$f:[0,1]\rightarrow [\underline{f},\overline{f}]$ is continuous, "does not oscillate", i.e. $|\{f(x)=v\}|<\infty$ for all $v \in [\underline{f},\overline{f}]$, has a unique global minimum at $x^* \in (0,1)$. Must it be monotonically decreasing in $(x^*-\epsilon, x^*)$ for some $\epsilon>0$?
If not, for all $\epsilon>0$, $\exists \;x' \in(x^*-\epsilon, x^*)$ such that $x'$ is a local maxima of $f$. But does that violate non-oscillation necessarily? I'm not able to figure out.
It doesn't. Take, for example, $f(x) = x^2 \cdot \left(2 + \sin\left(\frac{1}{x}\right)\right)$ (it's on $[-1, 1]$, not $[0, 1]$, but it obviously doesn't matter).

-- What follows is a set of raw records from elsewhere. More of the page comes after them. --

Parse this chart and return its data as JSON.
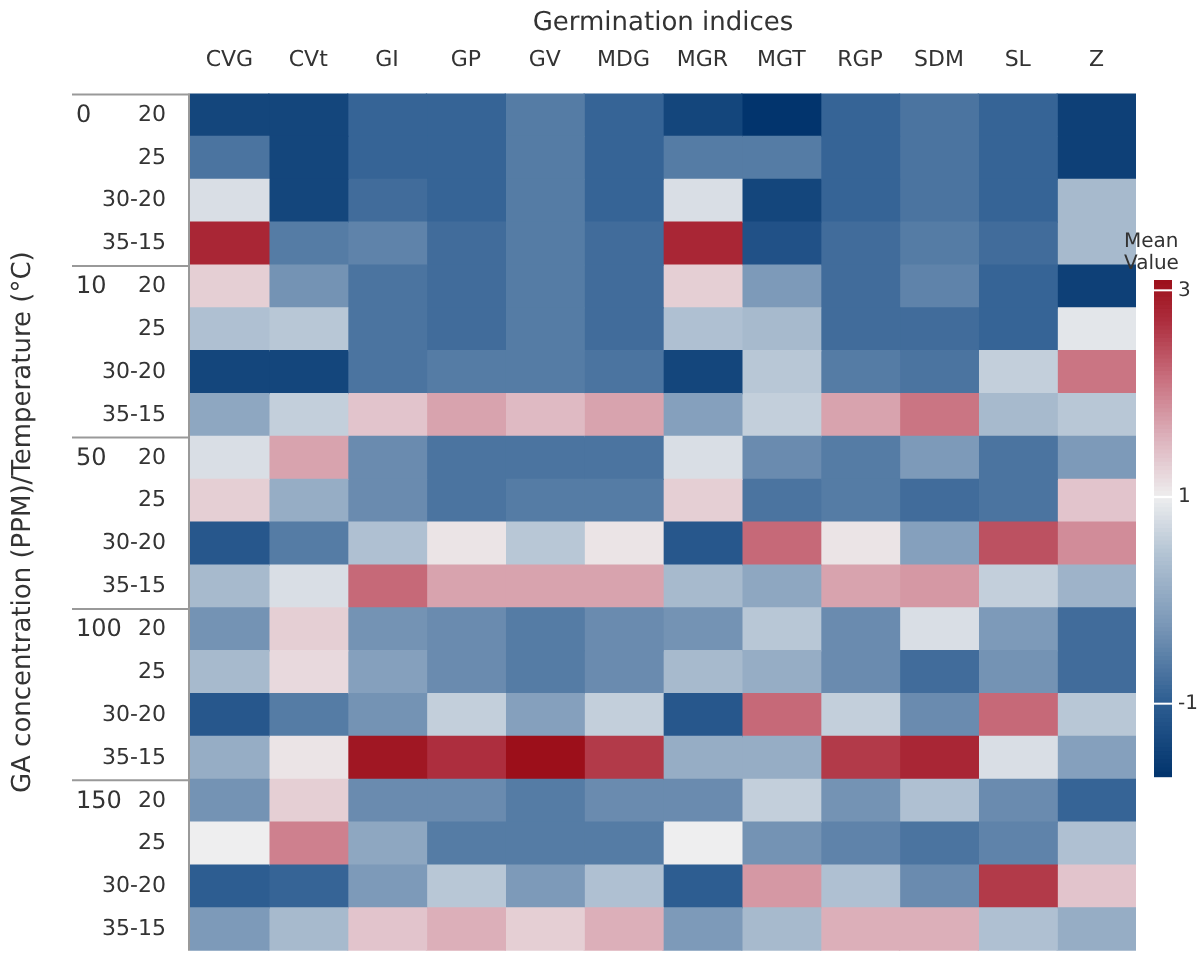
{
  "chart_data": {
    "type": "heatmap",
    "xlabel": "Germination indices",
    "ylabel": "GA concentration (PPM)/Temperature (°C)",
    "clabel": "Mean Value",
    "categories": [
      "CVG",
      "CVt",
      "GI",
      "GP",
      "GV",
      "MDG",
      "MGR",
      "MGT",
      "RGP",
      "SDM",
      "SL",
      "Z"
    ],
    "y_categories": [
      "20",
      "25",
      "30-20",
      "35-15",
      "20",
      "25",
      "30-20",
      "35-15",
      "20",
      "25",
      "30-20",
      "35-15",
      "20",
      "25",
      "30-20",
      "35-15",
      "20",
      "25",
      "30-20",
      "35-15"
    ],
    "y2_categories": [
      "0",
      null,
      null,
      null,
      "10",
      null,
      null,
      null,
      "50",
      null,
      null,
      null,
      "100",
      null,
      null,
      null,
      "150",
      null,
      null,
      null
    ],
    "cells": [
      [
        -1.4,
        -1.4,
        -0.9,
        -0.9,
        -0.6,
        -0.9,
        -1.4,
        -1.7,
        -0.9,
        -0.7,
        -0.9,
        -1.5
      ],
      [
        -0.7,
        -1.4,
        -0.9,
        -0.9,
        -0.6,
        -0.9,
        -0.6,
        -0.6,
        -0.9,
        -0.7,
        -0.9,
        -1.5
      ],
      [
        0.8,
        -1.4,
        -0.8,
        -0.9,
        -0.6,
        -0.9,
        0.8,
        -1.4,
        -0.9,
        -0.7,
        -0.9,
        0.3
      ],
      [
        2.8,
        -0.6,
        -0.5,
        -0.8,
        -0.6,
        -0.8,
        2.8,
        -1.2,
        -0.8,
        -0.6,
        -0.8,
        0.3
      ],
      [
        1.3,
        -0.3,
        -0.7,
        -0.8,
        -0.6,
        -0.8,
        1.3,
        -0.2,
        -0.8,
        -0.5,
        -0.9,
        -1.5
      ],
      [
        0.4,
        0.5,
        -0.7,
        -0.8,
        -0.6,
        -0.8,
        0.4,
        0.3,
        -0.8,
        -0.8,
        -0.9,
        0.9
      ],
      [
        -1.4,
        -1.4,
        -0.7,
        -0.6,
        -0.6,
        -0.7,
        -1.4,
        0.5,
        -0.6,
        -0.7,
        0.6,
        2.1
      ],
      [
        0.0,
        0.6,
        1.4,
        1.7,
        1.5,
        1.7,
        -0.1,
        0.6,
        1.7,
        2.1,
        0.3,
        0.5
      ],
      [
        0.8,
        1.7,
        -0.4,
        -0.7,
        -0.7,
        -0.7,
        0.8,
        -0.4,
        -0.6,
        -0.2,
        -0.7,
        -0.2
      ],
      [
        1.3,
        0.1,
        -0.4,
        -0.7,
        -0.6,
        -0.6,
        1.3,
        -0.7,
        -0.6,
        -0.8,
        -0.7,
        1.4
      ],
      [
        -1.1,
        -0.6,
        0.4,
        1.1,
        0.5,
        1.1,
        -1.1,
        2.2,
        1.1,
        -0.1,
        2.4,
        1.9
      ],
      [
        0.3,
        0.8,
        2.2,
        1.7,
        1.7,
        1.7,
        0.3,
        0.0,
        1.7,
        1.8,
        0.6,
        0.2
      ],
      [
        -0.3,
        1.3,
        -0.3,
        -0.4,
        -0.6,
        -0.4,
        -0.3,
        0.5,
        -0.4,
        0.8,
        -0.2,
        -0.8
      ],
      [
        0.3,
        1.2,
        -0.1,
        -0.4,
        -0.6,
        -0.4,
        0.3,
        0.1,
        -0.4,
        -0.8,
        -0.3,
        -0.8
      ],
      [
        -1.1,
        -0.6,
        -0.3,
        0.6,
        -0.1,
        0.6,
        -1.1,
        2.2,
        0.6,
        -0.4,
        2.2,
        0.5
      ],
      [
        0.1,
        1.1,
        3.0,
        2.7,
        3.1,
        2.6,
        0.1,
        0.1,
        2.6,
        2.8,
        0.8,
        -0.1
      ],
      [
        -0.3,
        1.3,
        -0.4,
        -0.4,
        -0.6,
        -0.4,
        -0.4,
        0.6,
        -0.3,
        0.4,
        -0.4,
        -0.9
      ],
      [
        1.0,
        2.0,
        0.0,
        -0.6,
        -0.6,
        -0.6,
        1.0,
        -0.3,
        -0.5,
        -0.7,
        -0.5,
        0.4
      ],
      [
        -1.0,
        -0.9,
        -0.2,
        0.5,
        -0.2,
        0.4,
        -1.0,
        1.8,
        0.4,
        -0.4,
        2.6,
        1.4
      ],
      [
        -0.2,
        0.3,
        1.4,
        1.6,
        1.3,
        1.6,
        -0.2,
        0.3,
        1.6,
        1.6,
        0.4,
        0.1
      ]
    ],
    "clim": [
      -1.7,
      3.1
    ],
    "cticks": [
      3,
      1,
      -1
    ]
  }
}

This function has global minimum at $x = 0$ (as $f(0) = 0$ and $f(x) > 0$ if $x \neq 0$). It's not oscillating by your definition: it's zero only in one point, and any value $\epsilon > 0$ it achieves only if $x > \sqrt{\epsilon / 3}$, where everything is clearly fine ($\sin$ changes sign only finitely many times).